El sentido de la vida
Emily Esfahani Smith, autora y periodista con máster en psicología positiva, escribe sobre cultura, psicología y relaciones personales. He visto un vídeo en donde menciona los cuatro pilares que sostienen al sentido de la vida: pertenencia, propósito, trascendencia y narrativa.
1. PERTENENCIA: relaciones en las que nos valoran por ser quienes somos y valoramos a la otra persona por ser quien es. El sentido de pertenencia ocurre cuando se logra una conexión íntima en la que nos vemos, nos escuchamos y nos valoramos. Diría que la pertenencia es el espacio seguro y se relaciona con la emoción del amor en todas sus variables.
2. PROPÓSITO:es la parte del sentido que nos orienta hacia el futuro. Un objetivo o principio que nos guía y nos moviliza a la acción. El propósito tiene relación, a mi entender, con el deseo,con aquello personal que nos mueve y que va cambiando a lo largo de la vida. Podemos decir que el sentido de propósito no es algo único, fijo o inmutable.
3. TRASCENDENCIA: cuando las personas sentimos que estamos conectadas a algo más grande que nosotras mismas. El sentido de trascendencia puede ser interpretado desde lo espiritual, y también por el hecho de traspasar la barrera del propio ego y conectar con las demás personas desde un sentido mayor de humanidad compartida. La trascendencia incluye a mi modo de ver una conexión vital con el resto de los seres vivos y la naturaleza.
4. NARRATIVA: aquello que las personas nos contamos acerca de nosotras mismas. Los seres humanos somos autores de nuestras propias historias. La narrativa construye un sentido acerca de la historia biográfica personal que siempre está teñido por nuestras propias interpretaciones y nuestro particular tiempo psicológico (puedes leer un artículo sobre este tema aquí). Cuando reflexionamos podemos de alguna manera editar la propia narrativa ya que si ésta nos perjudica tenemos la opción de re-interpretarla con las herramientas actuales para avanzar y construir un nuevo sentido.
A lo largo de nuestro camino el sentido personal de la propia vida cambia porque vamos madurando y, sobre todo, vamos aprendiendo de nuestros propios errores. Fracasar y volver a empezar no es en vano, ya que el aprendizaje determina que cada nuevo inicio nunca es desde cero.
Sin embargo, generaciones enteras fuimos educadas con el castigo frente al error y el premio como reconocimiento.

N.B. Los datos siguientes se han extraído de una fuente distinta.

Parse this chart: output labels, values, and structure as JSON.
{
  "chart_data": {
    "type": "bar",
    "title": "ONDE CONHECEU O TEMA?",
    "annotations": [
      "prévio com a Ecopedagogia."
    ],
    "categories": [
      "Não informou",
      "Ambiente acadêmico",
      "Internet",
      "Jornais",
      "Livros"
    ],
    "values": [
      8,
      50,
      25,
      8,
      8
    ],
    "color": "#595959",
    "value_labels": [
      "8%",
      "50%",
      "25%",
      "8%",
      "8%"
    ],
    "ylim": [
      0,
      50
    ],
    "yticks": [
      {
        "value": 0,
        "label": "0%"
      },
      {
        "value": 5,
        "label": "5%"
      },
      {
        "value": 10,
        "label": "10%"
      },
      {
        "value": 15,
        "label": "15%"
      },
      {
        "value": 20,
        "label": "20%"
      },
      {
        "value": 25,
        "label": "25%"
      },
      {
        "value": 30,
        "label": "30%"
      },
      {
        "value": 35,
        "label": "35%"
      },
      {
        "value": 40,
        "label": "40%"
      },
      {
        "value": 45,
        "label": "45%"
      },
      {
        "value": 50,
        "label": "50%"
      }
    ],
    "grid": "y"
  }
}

Cada fallo que cometimos, en lugar de considerarlo como parte necesaria de nuestro aprendizaje de vida, determinó un modo en donde se impuso la vergüenza y un sentido de poca valía frente a la duda y el error.
En los procesos terapéuticos hay momentos en que esa modalidad se impone y aparece la sensación de ir hacia atrás o de no avanzar, con la consecuente e inevitable desesperanza o pérdida de sentido, no solo de la terapia, sino del propósito vital. Las tendencias mentales, emocionales y conductuales que nos condicionan y perjudican, parecen arraigarse incluso más fuerte que antes.
Al hablar del aprendizaje en el contexto de una terapia psicológica y del camino que transita cada persona, me gusta dar la imagen de un espiral ascendente en donde a veces podemos sentir que retrocedemos, volvemos al inicio, o directamente que nos estancamos.

Sin embargo, es justamente esa vuelta atrás o recogimiento momentáneo lo que nos permite comprender, aceptar, florecer y ser quienes verdaderamente somos, para por fin superar las dificultades y avanzar.
Ese es el trabajo que realizamos en las sesiones de terapia.
No es fácil, ya que nos enfrenta cara a cara con nosotros/as mismos/as, con nuestras creencias más profundas, con las dudas, las heridas y el dolor, con los miedos más arcaicos, con certezas que se desarman, con la manera de pensarnos en el mundo y con una pregunta a veces muy complicada de responder:
¿Para qué estamos aquí?
¿Cuál es el sentido de nuestra propia vida?